13 May 2013

SkyCity gets more pokies in convention centre deal

9:52 pm on 13 May 2013

SkyCity is to get more pokies and an extended casino licence in return for building a $402 million convention centre in Auckland.

Under the agreement unveiled on Monday, SkyCity will meets the costs and will get in return a range of changes to benefit its gambling business.

These include 230 more pokie machines on its casino floor and more gaming tables. SkyCity's licence, which had been due to expire in 2021, will be extended to 2048.

SkyCity is also required to increase measures to deter problem gambling.

The Government said the estimated cost of $402 million is made up of $315 million in construction and fit-out costs and $87 million in land costs.

SkyCity will operate the convention centre for at least 35 years. Construction is due to begin in 2014 and the facility is scheduled to open in 2017.

Green Party co-leader Metiria Turei says SkyCity has been able to buy a law change in a deal that puts the real cost on the backs of problem gamblers.

Ms Turei told Radio New Zealand's Nine to Noon programme the provisions to limit that harm written into the deal are the weakest possible.

Problem Gambling Foundation chief executive Graeme Ramsey says than two-thirds of the people who come to the foundation for help are addicted to pokies, and an extra 230 machines is no cause for celebration.

Mr Ramsey says extending the licence, instead of allowing a public review when it was due to expire in 2021, is also concerning as there's now no chance of a public debate about whether Auckland residents even want a casino.

The foundation says based on its own analysis, the extra pokie machines alone could earn Sky City about $32 million a year and are the major cause of problem gambling.

The director of AUT's Gambling and Addictions Research Centre, Max Abbott, told Radio New Zealand's Nine to Noon programme increasing the number of pokies will increase harm, and the promised measures for minimising problem gambling need to be followed through and actively monitored.

'Balance struck'

But SkyCity chief executive Nigel Morrison says the casino is not a major contributor to problem gambling. "With six million visitors a year it does need to be kept in perspective," he told Radio New Zealand's Morning Report programme.
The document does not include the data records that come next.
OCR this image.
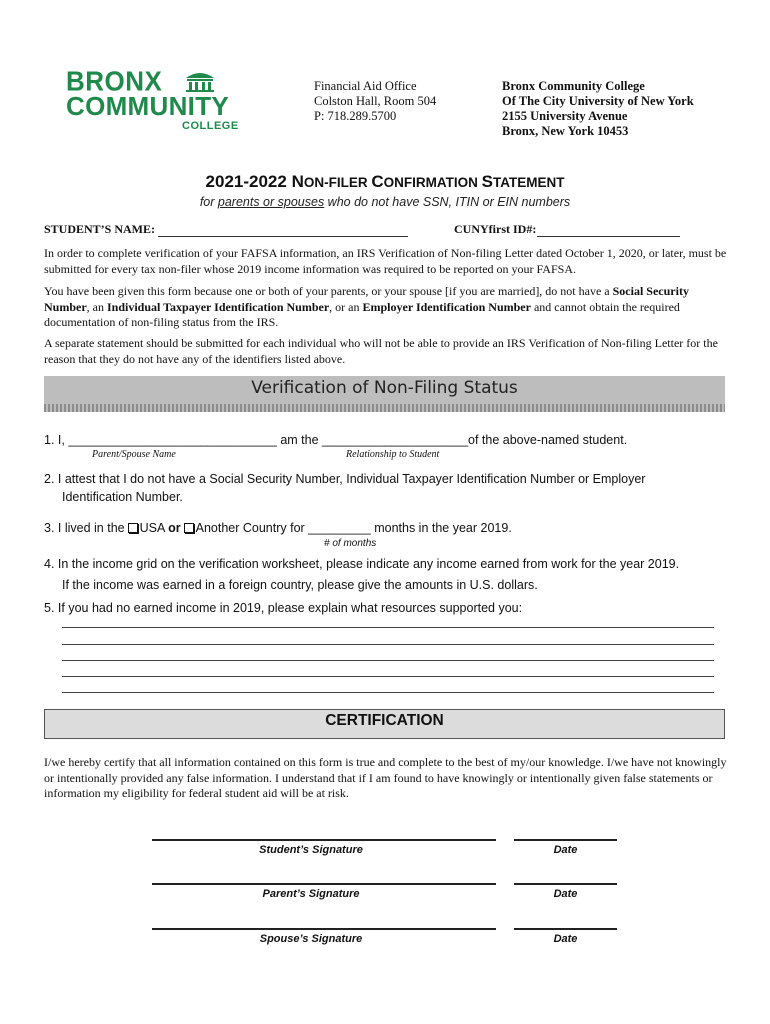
BRONX
COMMUNITY
COLLEGE
Financial Aid Office
Colston Hall, Room 504
P: 718.289.5700
Bronx Community College
Of The City University of New York
2155 University Avenue
Bronx, New York 10453
2021-2022 NON-FILER CONFIRMATION STATEMENT
for parents or spouses who do not have SSN, ITIN or EIN numbers
STUDENT’S NAME:	CUNYfirst ID#:
In order to complete verification of your FAFSA information, an IRS Verification of Non-filing Letter dated October 1, 2020, or later, must be submitted for every tax non-filer whose 2019 income information was required to be reported on your FAFSA.
You have been given this form because one or both of your parents, or your spouse [if you are married], do not have a Social Security Number, an Individual Taxpayer Identification Number, or an Employer Identification Number and cannot obtain the required documentation of non-filing status from the IRS.
A separate statement should be submitted for each individual who will not be able to provide an IRS Verification of Non-filing Letter for the reason that they do not have any of the identifiers listed above.
Verification of Non-Filing Status
1. I, ______________________________ am the _____________________of the above-named student.
Parent/Spouse Name	Relationship to Student
2. I attest that I do not have a Social Security Number, Individual Taxpayer Identification Number or Employer
Identification Number.
3. I lived in the USA or Another Country for _________ months in the year 2019.
# of months
4. In the income grid on the verification worksheet, please indicate any income earned from work for the year 2019.
If the income was earned in a foreign country, please give the amounts in U.S. dollars.
5. If you had no earned income in 2019, please explain what resources supported you:
CERTIFICATION
I/we hereby certify that all information contained on this form is true and complete to the best of my/our knowledge. I/we have not knowingly or intentionally provided any false information. I understand that if I am found to have knowingly or intentionally given false statements or information my eligibility for federal student aid will be at risk.
Student’s Signature	Date
Parent’s Signature	Date
Spouse’s Signature	Date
Mr Morrison says getting the 27-year licence extension has been a big priority for SkyCity in reaching the deal as it gives certainty for the company and investors.
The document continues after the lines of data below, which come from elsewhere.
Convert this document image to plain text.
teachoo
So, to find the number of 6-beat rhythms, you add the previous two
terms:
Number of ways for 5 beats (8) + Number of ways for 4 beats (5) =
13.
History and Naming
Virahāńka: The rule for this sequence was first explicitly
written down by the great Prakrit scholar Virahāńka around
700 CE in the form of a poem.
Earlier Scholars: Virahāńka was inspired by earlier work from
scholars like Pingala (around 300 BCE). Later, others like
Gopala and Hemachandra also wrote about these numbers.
Economic Development Minister Steven Joyce says the Government had struck a balance between the good the facility will do and the risk of harm from gambling. He says the centre should be open in late 2017 and there has already been interest from overseas convention organisers.

"This particular organisation wanted to know when the convention centre would be done and if it was going to be done in time, they'd like to be able to bring their very large conference to New Zealand. We've had more than one, in fact, I understand a number of these approaches."

Mr Joyce says company will need to buy some land from state-owned Television New Zealand, which has indicated a willingness to sell.

Auckland mayor Len Brown says it's unclear whether the consent process will call for public submissions. SkyCity hopes the convention centre will qualify to be built without public input.

The agreement

SkyCity will receive:

  • An extension of SkyCity's Auckland casino licence, due to expire in 2021, out to 30 June 2048, and an amendment to cover all of SkyCity's properties in Federal Street
  • An additional 230 pokie machines on the casino floor
  • An additional 40 gaming tables
  • A further 12 gaming tables that can be substituted for automated table game player stations (but not pokie machines)
  • Up to 17% of pokie machines and automatic table games (in restricted areas only) being able to accept banknotes of denominations greater than $20
  • Introducing TITO (ticket-in, ticket-out) and card-based cashless gaming technology on all pokie machines and automatic table games at Auckland casino.

Measures to deter problem gambling and money laundering:

  • a predictive modelling tool that analyses data to identify players at risk of problem gambling
  • a voluntary pre-commitment system where players can elect to restrict the amount of time they play or the amount they spend
  • doubling the number of Host Responsibility specialists to deliver 24-hour a day, seven-day-a-week coverage.
  • introduction of player identification requirements when amounts over $500 are being put onto, or cashed from, TITO tickets in non-restricted areas.